Feb 13 2018
An innovative method has been developed by researchers to mount gold nanoparticles on a promising molecular support called polyoxometalate (POM). The team from Tokyo Metropolitan University has successfully applied this method to achieve almost 100% conversion of carbon monoxide (CO) gas over a broad temperature range, showing stable performance over extended periods of time. The researchers demonstrated how traces of water play a unique role in the function of a catalyst, providing a better understanding of catalysis and its potential uses in room air purification and exhaust gas.
A new catalyst consisting of gold nanoparticles supported on a Keggin-type polyoxometalate (POM) with a cesium salt. The structure showed high activity and stability for CO oxidation; trace amounts of water were found to be essential to the function of the material. Catalytic activity showed a unique, U-shaped dependence on temperature. (Image credit: Toru Murayama)
Gas purification happens to be a significant industrial process, whether in catalytic converters for vehicle exhausts, factories, or the domestic air purifier. Research has recently focused on utilizing nanometer-sized gold particles, which are known for their potential to accelerate ("catalyze") chemical reactions, even at extremely small (<5 nm) sizes. These usually have to be mounted on a solid "support."

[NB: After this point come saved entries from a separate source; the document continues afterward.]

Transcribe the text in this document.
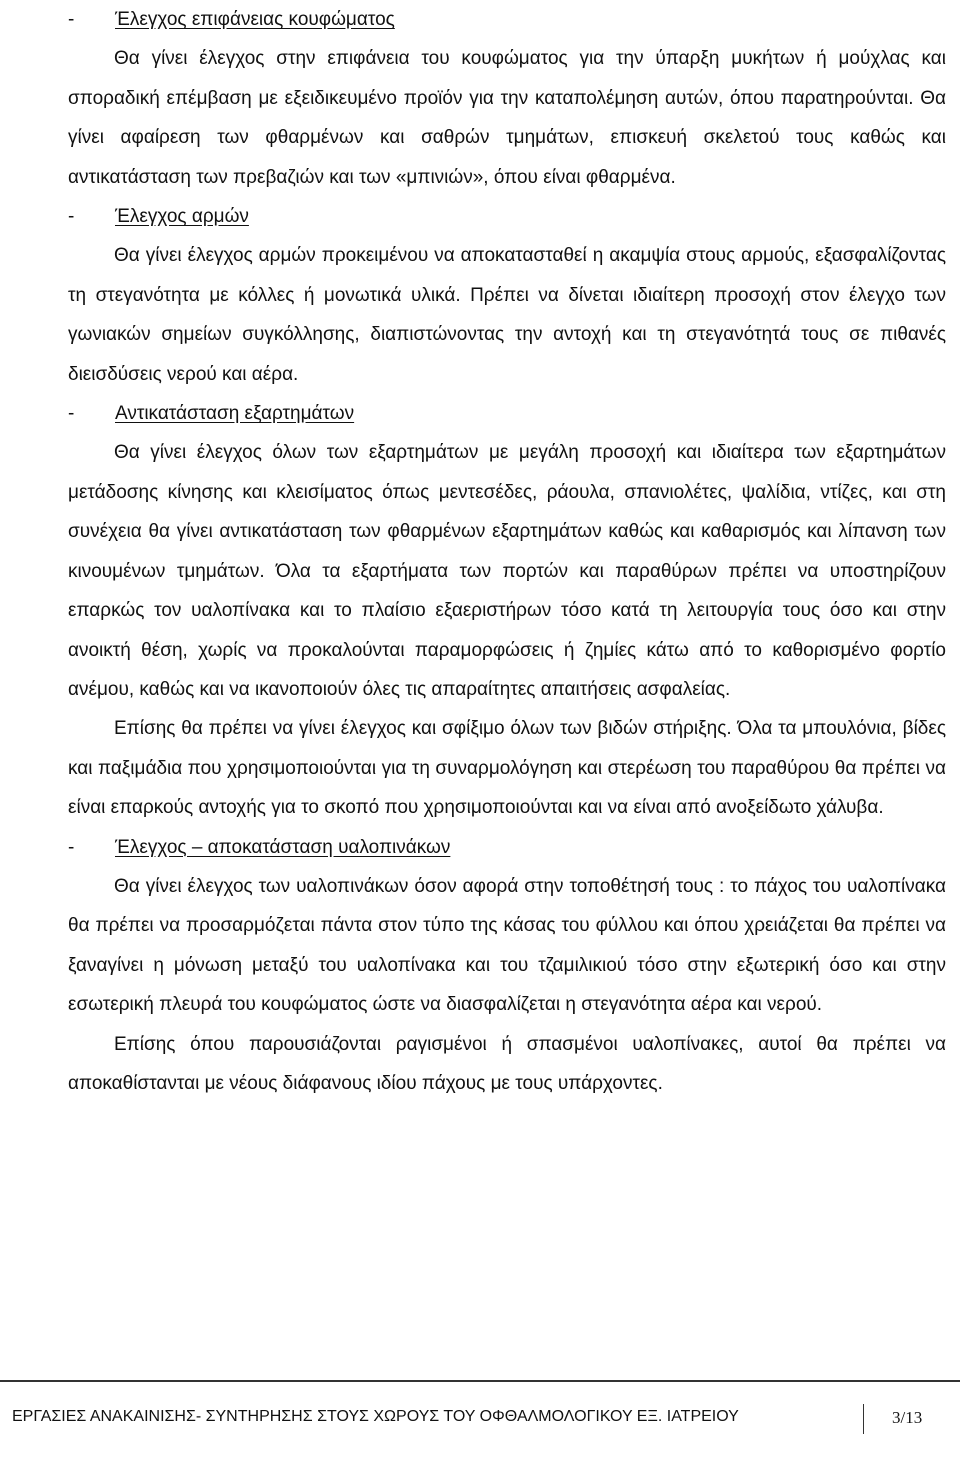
- Έλεγχος επιφάνειας κουφώματος

Θα γίνει έλεγχος στην επιφάνεια του κουφώματος για την ύπαρξη μυκήτων ή μούχλας και σποραδική επέμβαση με εξειδικευμένο προϊόν για την καταπολέμηση αυτών, όπου παρατηρούνται. Θα γίνει αφαίρεση των φθαρμένων και σαθρών τμημάτων, επισκευή σκελετού τους καθώς και αντικατάσταση των πρεβαζιών και των «μπινιών», όπου είναι φθαρμένα.

- Έλεγχος αρμών

Θα γίνει έλεγχος αρμών προκειμένου να αποκατασταθεί η ακαμψία στους αρμούς, εξασφαλίζοντας τη στεγανότητα με κόλλες ή μονωτικά υλικά. Πρέπει να δίνεται ιδιαίτερη προσοχή στον έλεγχο των γωνιακών σημείων συγκόλλησης, διαπιστώνοντας την αντοχή και τη στεγανότητά τους σε πιθανές διεισδύσεις νερού και αέρα.

- Αντικατάσταση εξαρτημάτων

Θα γίνει έλεγχος όλων των εξαρτημάτων με μεγάλη προσοχή και ιδιαίτερα των εξαρτημάτων μετάδοσης κίνησης και κλεισίματος όπως μεντεσέδες, ράουλα, σπανιολέτες, ψαλίδια, ντίζες, και στη συνέχεια θα γίνει αντικατάσταση των φθαρμένων εξαρτημάτων καθώς και καθαρισμός και λίπανση των κινουμένων τμημάτων. Όλα τα εξαρτήματα των πορτών και παραθύρων πρέπει να υποστηρίζουν επαρκώς τον υαλοπίνακα και το πλαίσιο εξαεριστήρων τόσο κατά τη λειτουργία τους όσο και στην ανοικτή θέση, χωρίς να προκαλούνται παραμορφώσεις ή ζημίες κάτω από το καθορισμένο φορτίο ανέμου, καθώς και να ικανοποιούν όλες τις απαραίτητες απαιτήσεις ασφαλείας.

Επίσης θα πρέπει να γίνει έλεγχος και σφίξιμο όλων των βιδών στήριξης. Όλα τα μπουλόνια, βίδες και παξιμάδια που χρησιμοποιούνται για τη συναρμολόγηση και στερέωση του παραθύρου θα πρέπει να είναι επαρκούς αντοχής για το σκοπό που χρησιμοποιούνται και να είναι από ανοξείδωτο χάλυβα.

- Έλεγχος – αποκατάσταση υαλοπινάκων

Θα γίνει έλεγχος των υαλοπινάκων όσον αφορά στην τοποθέτησή τους : το πάχος του υαλοπίνακα θα πρέπει να προσαρμόζεται πάντα στον τύπο της κάσας του φύλλου και όπου χρειάζεται θα πρέπει να ξαναγίνει η μόνωση μεταξύ του υαλοπίνακα και του τζαμιλικιού τόσο στην εξωτερική όσο και στην εσωτερική πλευρά του κουφώματος ώστε να διασφαλίζεται η στεγανότητα αέρα και νερού.

Επίσης όπου παρουσιάζονται ραγισμένοι ή σπασμένοι υαλοπίνακες, αυτοί θα πρέπει να αποκαθίστανται με νέους διάφανους ιδίου πάχους με τους υπάρχοντες.

ΕΡΓΑΣΙΕΣ ΑΝΑΚΑΙΝΙΣΗΣ- ΣΥΝΤΗΡΗΣΗΣ ΣΤΟΥΣ ΧΩΡΟΥΣ ΤΟΥ ΟΦΘΑΛΜΟΛΟΓΙΚΟΥ ΕΞ. ΙΑΤΡΕΙΟΥ	3/13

The research team, headed by Toru Murayama (Project Professor) and Masatake Haruta (Professor), has successfully integrated gold nanoparticles with POMs, a potential support material which has already been a subject of intense research in n material sciences, surface, medicine, and catalysis.
So far, POMs and their salts, i.e., molecular ion species of metallic oxides, have not been extensively used for the stabilization of gold particles. Using a sol immobilization method, the researchers mounted gold particles down to a size of 2 nm and efficiently applied it to a low-temperature CO gas purifier. The novel gold-POM catalyst demonstrated efficient conversion at -50 °C, which is an exceptional performance even for a gold nanoparticle catalyst and also showed the stable and complete removal of one %vol concentration of CO over a period of 35 days at 0 °C, without material degradation.
The team observed that better performance resulted from smaller particle sizes and that the material’s conversion efficiency exhibited a unique reliance on temperature. This eventually led to the findings that trace amounts of water were very important for the material’s function. This was the first novel mechanism suggested for catalysis in POM/gold catalysts. Both the method and the newly discovered mechanism could provide a deeper insight into catalysis, and also show its potential uses in industrial filtration, for both liquids and gases.
The "Nanotechnology Platform" Program of the Ministry of Education, Culture, Sports, Science and Technology (MEXT), Japan supported the study. The manuscript reporting this finding has been published online in Angewandte Chemie, International Edition.